The murder trial in Madrid of Inocente Orlando Montano, former colonel and former deputy public security minister in the government of El Salvador, was scheduled to resume this week. Mr Montano is accused of involvement in the killing of six Jesuits, their cook and her daughter at El Salvador’s Central American University on 16 November 1989.

The Ecuadorian Episcopal Conference has denounced corruption and extortion involving at least 50 public hospitals in Ecuador. It is alleged that hospital supplies were disproportionately distributed to areas where National Assembly members are from, disadvantaging other areas. Officials have also identified a criminal network colluding with health officials in marking up the cost of body bags for hospitals by up to 13 times the regular price.

Peru’s bishops have launched a joint campaign with the USIL Educational Group and the Societa Nacional de Industrias to raise funds for oxygen cylinders so that no one need die for a lack of supplies. The country is facing growing challenges in treating Covid-19 patients, as hospitals run short of oxygen canisters. Some families are resorting to buying them at significant markups on the black market to keep family members alive.

As DR Congo celebrated 60 years of independence from Belgium, Cardinal Fridolin Ambongo Besungu, Archbishop of Kinshasa, accused successive regimes of impoverishing the country despite its “immense natural resources”. Speaking at a Mass to mark the anniversary, the cardinal said: “This dream of redeeming the Congolese from colonialism has been progressively destroyed.”

Egypt’s highest court has upheld a death sentence for a former monk convicted of killing an abbot in a desert monastery north of Cairo in 2018. It commuted the death sentence of another monk to life. Both were removed from the clerical state by Pope Tawadros II, head of the Coptic Orthodox Church of Alexandria, after the killing of Bishop Anbar Epiphanius, abbot at St Macarius Monastery.

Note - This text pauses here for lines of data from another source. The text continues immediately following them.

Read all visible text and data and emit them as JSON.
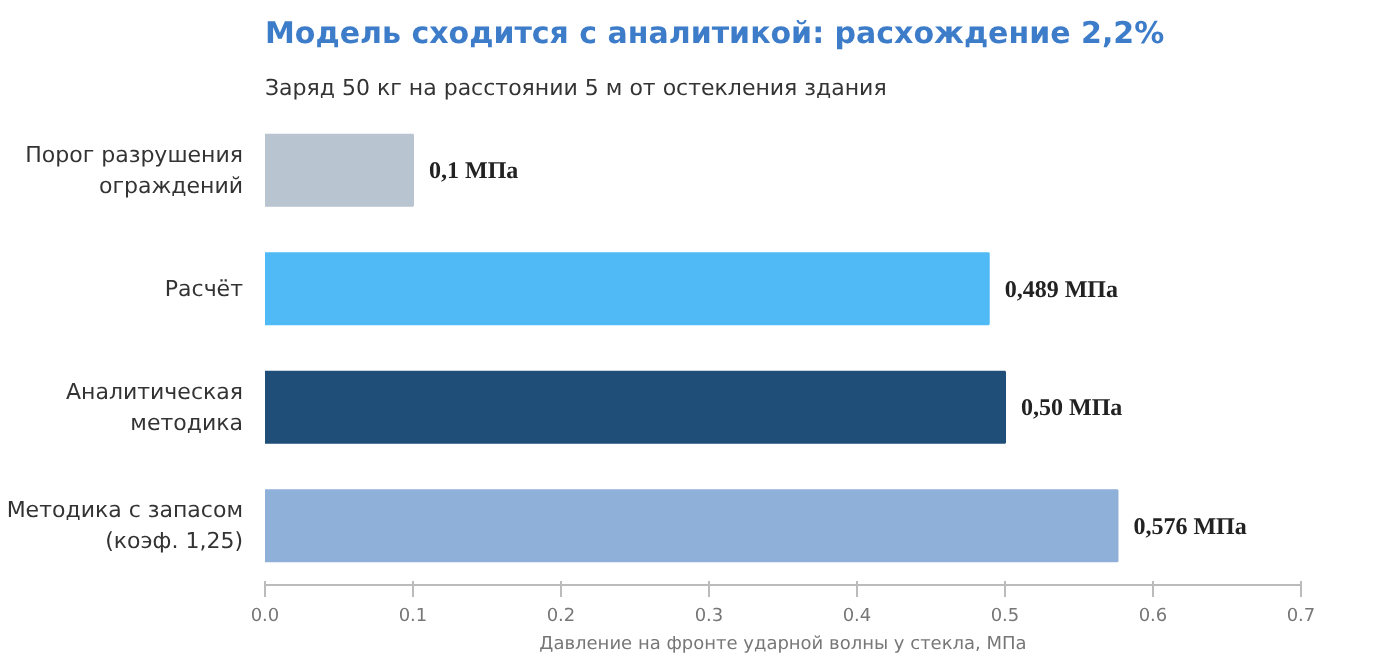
{
  "chart_data": {
    "type": "bar",
    "orientation": "horizontal",
    "title": "Модель сходится с аналитикой: расхождение 2,2%",
    "subtitle": "Заряд 50 кг на расстоянии 5 м от остекления здания",
    "xlabel": "Давление на фронте ударной волны у стекла, МПа",
    "categories": [
      "Порог разрушения\nограждений",
      "Расчёт",
      "Аналитическая\nметодика",
      "Методика с запасом\n(коэф. 1,25)"
    ],
    "values": [
      0.1,
      0.489,
      0.5,
      0.576
    ],
    "colors": [
      "#b8c4d0",
      "#4fbaf5",
      "#1f4e79",
      "#8fb0d8"
    ],
    "value_labels": [
      "0,1 МПа",
      "0,489 МПа",
      "0,50 МПа",
      "0,576 МПа"
    ],
    "xlim": [
      0,
      0.7
    ],
    "xticks": [
      {
        "value": 0,
        "label": "0.0"
      },
      0.1,
      0.2,
      0.3,
      0.4,
      0.5,
      0.6,
      0.7
    ],
    "grid": false
  }
}
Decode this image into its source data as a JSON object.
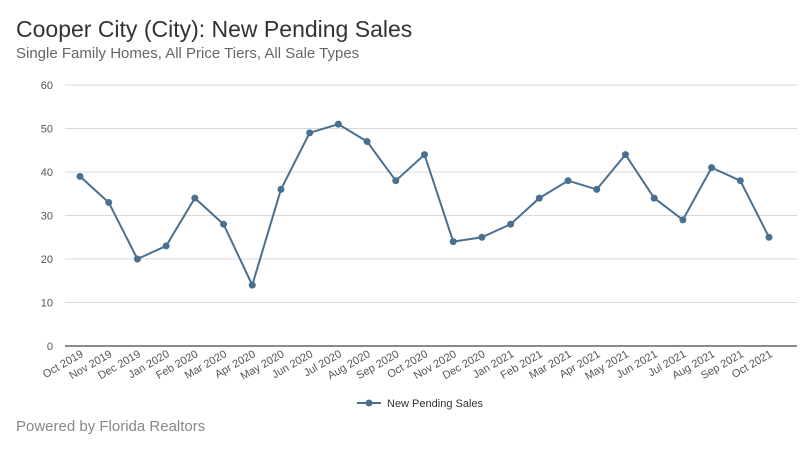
{
  "header": {
    "title": "Cooper City (City): New Pending Sales",
    "subtitle": "Single Family Homes, All Price Tiers, All Sale Types"
  },
  "footer": {
    "text": "Powered by Florida Realtors"
  },
  "chart_data": {
    "type": "line",
    "title": "Cooper City (City): New Pending Sales",
    "subtitle": "Single Family Homes, All Price Tiers, All Sale Types",
    "categories": [
      "Oct 2019",
      "Nov 2019",
      "Dec 2019",
      "Jan 2020",
      "Feb 2020",
      "Mar 2020",
      "Apr 2020",
      "May 2020",
      "Jun 2020",
      "Jul 2020",
      "Aug 2020",
      "Sep 2020",
      "Oct 2020",
      "Nov 2020",
      "Dec 2020",
      "Jan 2021",
      "Feb 2021",
      "Mar 2021",
      "Apr 2021",
      "May 2021",
      "Jun 2021",
      "Jul 2021",
      "Aug 2021",
      "Sep 2021",
      "Oct 2021"
    ],
    "series": [
      {
        "name": "New Pending Sales",
        "color": "#4a7090",
        "values": [
          39,
          33,
          20,
          23,
          34,
          28,
          14,
          36,
          49,
          51,
          47,
          38,
          44,
          24,
          25,
          28,
          34,
          38,
          36,
          44,
          34,
          29,
          41,
          38,
          25
        ]
      }
    ],
    "ylim": [
      0,
      60
    ],
    "yticks": [
      0,
      10,
      20,
      30,
      40,
      50,
      60
    ],
    "grid": true,
    "legend": "bottom"
  }
}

Four police officers in the state of Tamil Nadu in southern India have been charged with murder, after street protests accused them of torturing and killing a Christian father and son in custody. Church officials and human rights groups welcomed the intervention of the state high court that resulted in the arrests last week. “The high court has done a commendable job and now we can hope the victims’ family will get justice,” said Bishop Stephan Antony Pillai of Tuticorin. The father broke a Covid-19 curfew by not closing his son’s shop. The son was then arrested when he inquired about his father at the police station. Both were dead within four days.

Calls are growing for the European Union to reinstate its Special Envoy on Religious Freedom after the new EU Commission under Ursula von der Leyen abolished the post. “In some countries, religious oppression has now reached the level of genocide,” said Cardinal Jean-Claude Hollerich of Luxembourg, president of Comece, which represents the EU’s Catholic bishops’ conferences. “The EU must continue campaigning for religious freedom, with its own representative included,” he said. The cardinal made the comments to German’s Deutsche Welle agency last weekend, as 135 German MPs urged their country to use its new tenure of the EU’s rotating presidency to press for the restoration of the post.

The head of the Catholic Church in Gabon, Jean Patrick Iba-Ba, the Archbishop of Libreville, has condemned a vote in parliament to decriminalise homosexuality. Archbishop Iba-Ba urged MPs to think again, saying: “Bishops of the Catholic Church launch a cry of distress at this latest fracture between our people’s decision-making representatives, our country’s institutions and the Gabonese people as a whole.” Gabon’s lower house voted by 48 to 24, with 25 abstentions, to reverse a 2019 law imposing six months’ jail for homosexual acts.